“Carefully conducted studies by the U.S. government found clear-cut evidence that aloe vera extracts caused intestinal cancers in male and female laboratory rats. For that reason, the nonprofit Center for Science in the Public Interest is giving aloe vera an "avoid" rating in its Chemical Cuisine guide to food additives. Taken orally, aloe vera can cause cramps and diarrhea,” CSPI wrote.
Decolorized vs. nondecolorized
The International Aloe Science Council (IASC) responded by saying that products made to IASC standards, using ‘decolorized’ aloe are safe. Only those products that are nondecolorized, containing high levels of aloins, a family of known digestive irritants, are cause for concern.
"The powerful laxative effect from ingesting unpurified aloe vera products would make it obvious if that's what people were consuming," said IASC executive director Devon Powell. "Decolorized (or purified) whole leaf aloe vera juice is devoid of the toxic chemicals that have caused so much concern, yet CSPI seems willing to make uninformed and sensational comments that will only serve to confuse and frighten consumers despite the facts."
The International Agency for Research on Cancer (IARC) recently published aloe vera carcinogenicity information and determined that unpurified whole leaf aloe vera juice is possibly carcinogenic to humans due to its aloin content. The IARC report also noted that purification by decolorization removes the toxic latex constituents of concern.
CSPI’s recommendation appears to be based on a study conducted in 2012 that was criticized by IASC for not making clear what form of aloe is commonly offered in the marketplace.
Aloe juice in its base, “nondecolorized” form, contains a number of compounds such as latex anthrones and anthraquinones—together known as aloins—that are known to be intestinal irritants. The IASC specifies that materials in the marketplace intended for consumption as opposed to topical use should be very low in these compounds, which are removed in the decolorizing process.
The study, by researchers from the National Center for Toxicological Research at the Food and Drug Administration indicated that "Aloe vera whole-leaf extract" is an intestinal irritant in rats and mice and a carcinogen of the large intestine in rats.
Stephen Dentali, PhD, who was then the science adviser of IASC, wrote a letter to the editor of Toxicological Sciences, where the study appeared. "At issue for IASC is that the article "omits a vital test-material qualifier from the title and throughout the article," Dentali wrote. "The research was conducted on nondecolorized aloe vera whole leaf extract, and inclusion of the term nondecolorized in the description of the tested plant material is essential to ensure that it is accurately identified. ... Failure to disclose this important distinction in the identity of the tested ingredient is simply inaccurate and grossly misleading.
"Our concern is that while it may be technically correct to leave out 'non-decolorized' from the title of the research article, it's liable to mislead consumers without it," Dentali wrote.

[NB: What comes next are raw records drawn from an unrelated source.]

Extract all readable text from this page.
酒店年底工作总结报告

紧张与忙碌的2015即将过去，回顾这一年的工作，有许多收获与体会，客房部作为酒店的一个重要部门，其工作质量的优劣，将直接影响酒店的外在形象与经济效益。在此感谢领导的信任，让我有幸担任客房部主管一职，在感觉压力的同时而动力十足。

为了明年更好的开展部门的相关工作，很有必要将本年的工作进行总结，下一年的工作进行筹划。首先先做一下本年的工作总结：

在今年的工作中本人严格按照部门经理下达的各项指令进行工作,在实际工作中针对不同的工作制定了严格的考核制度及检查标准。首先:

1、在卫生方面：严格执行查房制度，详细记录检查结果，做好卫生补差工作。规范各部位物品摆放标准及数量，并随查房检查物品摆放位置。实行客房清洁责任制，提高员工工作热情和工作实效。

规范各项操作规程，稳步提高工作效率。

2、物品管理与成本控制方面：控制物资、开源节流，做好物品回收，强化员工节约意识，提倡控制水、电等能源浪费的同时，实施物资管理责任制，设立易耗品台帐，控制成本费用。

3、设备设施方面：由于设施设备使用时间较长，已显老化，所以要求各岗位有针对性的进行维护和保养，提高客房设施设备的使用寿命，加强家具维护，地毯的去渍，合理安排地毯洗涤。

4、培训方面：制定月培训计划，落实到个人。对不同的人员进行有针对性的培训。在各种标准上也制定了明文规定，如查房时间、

The IASC created and manages a third-party certification program that ensures the content and purity of aloe vera products. Products in the program are analytically tested for aloin content to ensure compliance with a maximum limit of 10 parts per million. Consumers can look for the IASC seal to purchase IASC certified products.
Speaking on the IASC's third-party certification program for aloe vera products, Mr. Powell said, "The vast majority of certified aloevera products contain less than 1 ppm aloin. The IASC does not certify unpurified aloe vera products and discourages their use. Although unpurified products are not as widely available we encourage customer awareness and avoidance of them,” Powell said.